The number of major employers planning cuts to their workforces has doubled in the last three months, suggesting the biggest shakeout in the jobs market may be yet to come.

Of more than 200 executives questioned, six out of ten said they were about to cut costs, and more than half – 53% – expected to reduce headcount, up from 29% in March.

So far, most layoffs have been confined to sectors fully exposed to the credit crunch, like financial services, but the survey suggests rising inflation is now unsettling the majority.

Nearly eight out of 10 said inflation would mean higher costs for their business, seven out of 10 said it would hurt their profits and 67% said their staff would cite it to justify higher pay.

Speaking to the Mail on Sunday, Malcolm Edge, head of markets in the UK for KPMG, which commissioned the figures, explained why business confidence was falling.

“The clouds that were on the horizon when we first conducted this survey back in early spring are now right overhead.

“Businesses are feeling the impact of this ‘perfect storm’ of rising inflation, tightening credit controls and plummeting consumer confidence.”

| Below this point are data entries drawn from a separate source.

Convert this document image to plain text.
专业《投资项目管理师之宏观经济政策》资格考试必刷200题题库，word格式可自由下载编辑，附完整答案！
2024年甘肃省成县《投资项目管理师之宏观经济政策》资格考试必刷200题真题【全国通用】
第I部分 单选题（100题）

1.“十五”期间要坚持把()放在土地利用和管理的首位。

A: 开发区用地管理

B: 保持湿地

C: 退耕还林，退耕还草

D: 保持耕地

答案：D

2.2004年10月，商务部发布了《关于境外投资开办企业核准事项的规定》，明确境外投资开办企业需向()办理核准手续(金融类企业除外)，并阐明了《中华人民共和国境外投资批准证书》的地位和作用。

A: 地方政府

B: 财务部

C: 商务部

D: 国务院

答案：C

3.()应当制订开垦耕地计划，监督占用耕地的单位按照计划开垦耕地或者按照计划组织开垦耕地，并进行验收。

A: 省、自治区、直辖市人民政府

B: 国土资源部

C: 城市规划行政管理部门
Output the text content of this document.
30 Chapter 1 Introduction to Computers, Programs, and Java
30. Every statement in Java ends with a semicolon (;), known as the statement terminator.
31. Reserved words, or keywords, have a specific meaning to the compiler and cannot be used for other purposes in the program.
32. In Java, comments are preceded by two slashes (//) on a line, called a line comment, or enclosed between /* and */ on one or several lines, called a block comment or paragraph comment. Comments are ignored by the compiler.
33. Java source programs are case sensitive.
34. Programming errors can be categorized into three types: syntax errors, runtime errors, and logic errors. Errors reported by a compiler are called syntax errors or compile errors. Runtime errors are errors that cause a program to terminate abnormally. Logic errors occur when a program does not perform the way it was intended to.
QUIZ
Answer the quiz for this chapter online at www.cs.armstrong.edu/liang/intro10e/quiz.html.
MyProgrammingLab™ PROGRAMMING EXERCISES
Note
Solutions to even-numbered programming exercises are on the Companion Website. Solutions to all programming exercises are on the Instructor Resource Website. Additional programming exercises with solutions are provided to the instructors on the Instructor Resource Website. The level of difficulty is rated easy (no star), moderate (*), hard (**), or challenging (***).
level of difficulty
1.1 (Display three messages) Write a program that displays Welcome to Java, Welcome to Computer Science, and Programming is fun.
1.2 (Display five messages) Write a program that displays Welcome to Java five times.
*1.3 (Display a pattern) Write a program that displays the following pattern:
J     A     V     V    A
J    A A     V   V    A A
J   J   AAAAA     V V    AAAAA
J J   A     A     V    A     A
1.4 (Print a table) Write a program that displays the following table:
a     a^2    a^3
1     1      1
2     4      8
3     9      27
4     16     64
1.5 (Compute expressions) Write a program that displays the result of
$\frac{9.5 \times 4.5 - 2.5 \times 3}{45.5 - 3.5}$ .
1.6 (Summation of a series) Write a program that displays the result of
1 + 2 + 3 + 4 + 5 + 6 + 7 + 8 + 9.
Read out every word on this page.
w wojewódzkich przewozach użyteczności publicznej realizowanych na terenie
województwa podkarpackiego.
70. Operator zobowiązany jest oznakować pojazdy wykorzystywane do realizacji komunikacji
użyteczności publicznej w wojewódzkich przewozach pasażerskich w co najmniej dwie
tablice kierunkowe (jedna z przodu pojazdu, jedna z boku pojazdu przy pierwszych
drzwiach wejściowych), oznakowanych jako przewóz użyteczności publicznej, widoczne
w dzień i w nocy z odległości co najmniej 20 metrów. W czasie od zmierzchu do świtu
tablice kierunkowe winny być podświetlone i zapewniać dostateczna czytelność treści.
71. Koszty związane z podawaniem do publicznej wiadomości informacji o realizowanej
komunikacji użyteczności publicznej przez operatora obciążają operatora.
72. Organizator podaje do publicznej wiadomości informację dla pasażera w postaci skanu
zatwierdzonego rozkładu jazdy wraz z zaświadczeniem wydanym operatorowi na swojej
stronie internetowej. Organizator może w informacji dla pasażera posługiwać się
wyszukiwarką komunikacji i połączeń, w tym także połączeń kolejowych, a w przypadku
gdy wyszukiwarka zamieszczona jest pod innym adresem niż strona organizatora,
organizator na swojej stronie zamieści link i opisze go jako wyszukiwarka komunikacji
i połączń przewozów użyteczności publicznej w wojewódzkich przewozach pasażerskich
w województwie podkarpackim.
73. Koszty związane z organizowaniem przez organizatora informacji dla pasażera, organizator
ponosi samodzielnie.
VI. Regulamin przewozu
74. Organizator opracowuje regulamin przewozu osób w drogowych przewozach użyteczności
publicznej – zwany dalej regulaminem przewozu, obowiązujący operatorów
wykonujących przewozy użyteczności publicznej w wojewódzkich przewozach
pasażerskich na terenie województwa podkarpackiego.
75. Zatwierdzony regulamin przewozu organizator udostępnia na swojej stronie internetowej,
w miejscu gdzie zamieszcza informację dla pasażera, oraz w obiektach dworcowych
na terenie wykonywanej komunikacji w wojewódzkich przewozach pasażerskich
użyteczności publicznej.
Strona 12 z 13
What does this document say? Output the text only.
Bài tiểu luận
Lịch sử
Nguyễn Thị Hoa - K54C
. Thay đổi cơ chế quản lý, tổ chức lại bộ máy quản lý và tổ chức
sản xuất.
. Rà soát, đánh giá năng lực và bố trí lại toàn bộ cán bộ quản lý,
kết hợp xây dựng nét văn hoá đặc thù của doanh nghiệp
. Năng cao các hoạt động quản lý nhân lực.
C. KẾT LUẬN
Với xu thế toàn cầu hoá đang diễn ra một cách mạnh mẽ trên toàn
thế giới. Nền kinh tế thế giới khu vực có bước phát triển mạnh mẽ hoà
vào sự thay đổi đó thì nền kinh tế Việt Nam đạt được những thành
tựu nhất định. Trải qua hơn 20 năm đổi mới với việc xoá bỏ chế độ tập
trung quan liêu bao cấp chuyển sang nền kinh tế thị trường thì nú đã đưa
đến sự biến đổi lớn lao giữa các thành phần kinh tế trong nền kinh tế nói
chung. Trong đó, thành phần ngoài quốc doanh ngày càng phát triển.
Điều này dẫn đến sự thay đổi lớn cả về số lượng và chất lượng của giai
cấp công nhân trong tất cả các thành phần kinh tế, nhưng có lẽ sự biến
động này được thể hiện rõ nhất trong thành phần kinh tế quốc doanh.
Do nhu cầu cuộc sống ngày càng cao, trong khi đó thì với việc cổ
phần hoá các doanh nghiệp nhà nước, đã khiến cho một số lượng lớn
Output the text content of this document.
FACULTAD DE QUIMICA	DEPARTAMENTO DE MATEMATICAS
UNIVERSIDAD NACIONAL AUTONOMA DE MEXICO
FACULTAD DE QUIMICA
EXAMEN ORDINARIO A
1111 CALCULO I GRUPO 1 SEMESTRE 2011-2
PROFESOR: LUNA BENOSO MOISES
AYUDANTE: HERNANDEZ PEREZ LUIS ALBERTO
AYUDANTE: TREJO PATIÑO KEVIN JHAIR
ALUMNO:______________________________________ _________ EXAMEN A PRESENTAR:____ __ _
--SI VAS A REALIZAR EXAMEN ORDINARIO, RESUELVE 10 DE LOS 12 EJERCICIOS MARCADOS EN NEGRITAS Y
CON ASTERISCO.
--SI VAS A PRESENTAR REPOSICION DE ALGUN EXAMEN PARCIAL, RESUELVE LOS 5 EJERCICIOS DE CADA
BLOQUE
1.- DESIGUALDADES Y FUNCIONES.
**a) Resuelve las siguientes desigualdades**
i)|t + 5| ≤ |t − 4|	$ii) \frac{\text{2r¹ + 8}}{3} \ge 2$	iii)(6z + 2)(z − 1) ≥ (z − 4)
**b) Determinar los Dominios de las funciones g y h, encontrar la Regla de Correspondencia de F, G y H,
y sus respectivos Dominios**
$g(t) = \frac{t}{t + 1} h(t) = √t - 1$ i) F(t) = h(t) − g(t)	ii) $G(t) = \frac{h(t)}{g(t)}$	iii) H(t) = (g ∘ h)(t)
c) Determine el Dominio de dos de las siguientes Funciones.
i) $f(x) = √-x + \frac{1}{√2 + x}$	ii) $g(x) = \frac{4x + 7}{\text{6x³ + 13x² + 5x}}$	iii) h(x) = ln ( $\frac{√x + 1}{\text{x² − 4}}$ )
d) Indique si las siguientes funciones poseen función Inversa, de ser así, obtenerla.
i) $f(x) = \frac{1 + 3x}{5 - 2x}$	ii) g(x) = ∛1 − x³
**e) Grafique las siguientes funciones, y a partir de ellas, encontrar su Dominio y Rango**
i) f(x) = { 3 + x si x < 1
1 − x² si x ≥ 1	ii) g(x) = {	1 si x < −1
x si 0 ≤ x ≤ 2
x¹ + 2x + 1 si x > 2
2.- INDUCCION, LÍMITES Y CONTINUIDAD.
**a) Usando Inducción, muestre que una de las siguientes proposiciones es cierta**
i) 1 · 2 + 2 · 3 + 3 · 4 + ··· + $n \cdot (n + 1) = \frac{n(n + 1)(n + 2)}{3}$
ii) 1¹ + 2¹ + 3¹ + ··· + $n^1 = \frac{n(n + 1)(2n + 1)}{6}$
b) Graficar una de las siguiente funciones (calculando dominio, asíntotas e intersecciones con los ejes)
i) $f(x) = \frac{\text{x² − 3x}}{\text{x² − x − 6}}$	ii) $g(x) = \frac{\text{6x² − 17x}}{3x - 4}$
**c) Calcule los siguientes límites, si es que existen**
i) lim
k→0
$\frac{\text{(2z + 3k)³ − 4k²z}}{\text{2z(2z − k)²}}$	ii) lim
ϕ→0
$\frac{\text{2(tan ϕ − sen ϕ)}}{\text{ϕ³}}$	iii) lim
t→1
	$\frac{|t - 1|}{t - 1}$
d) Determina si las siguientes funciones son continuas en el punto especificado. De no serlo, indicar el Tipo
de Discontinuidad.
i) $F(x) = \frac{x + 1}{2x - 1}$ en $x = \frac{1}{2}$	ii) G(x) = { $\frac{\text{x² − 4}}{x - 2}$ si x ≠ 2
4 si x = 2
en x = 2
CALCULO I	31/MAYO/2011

In a separate report released yesterday, Roger Bootle, economic advisor to Deloitte and Touche, said that interest rates would need to fall to 3.5% by the end of 2009 to tackle decreasing growth.

But inflation fears inhibit the Bank of England from cutting rates, particularly before next year, by which time house prices will fall by up to a third.

“Import price inflation is already at a 15-year high,” he added. “All of this is seriously bad news for the housing market.

“Eventually inflation concerns will ease and interest rates will fall sharply. But by then it will be too late to prevent the economy from entering a deep downturn.”

According to the KPMG survey, 52% of executives said they wanted interest rates to be frozen at their current level, and a third bemoaned past cuts for not benefiting anyone.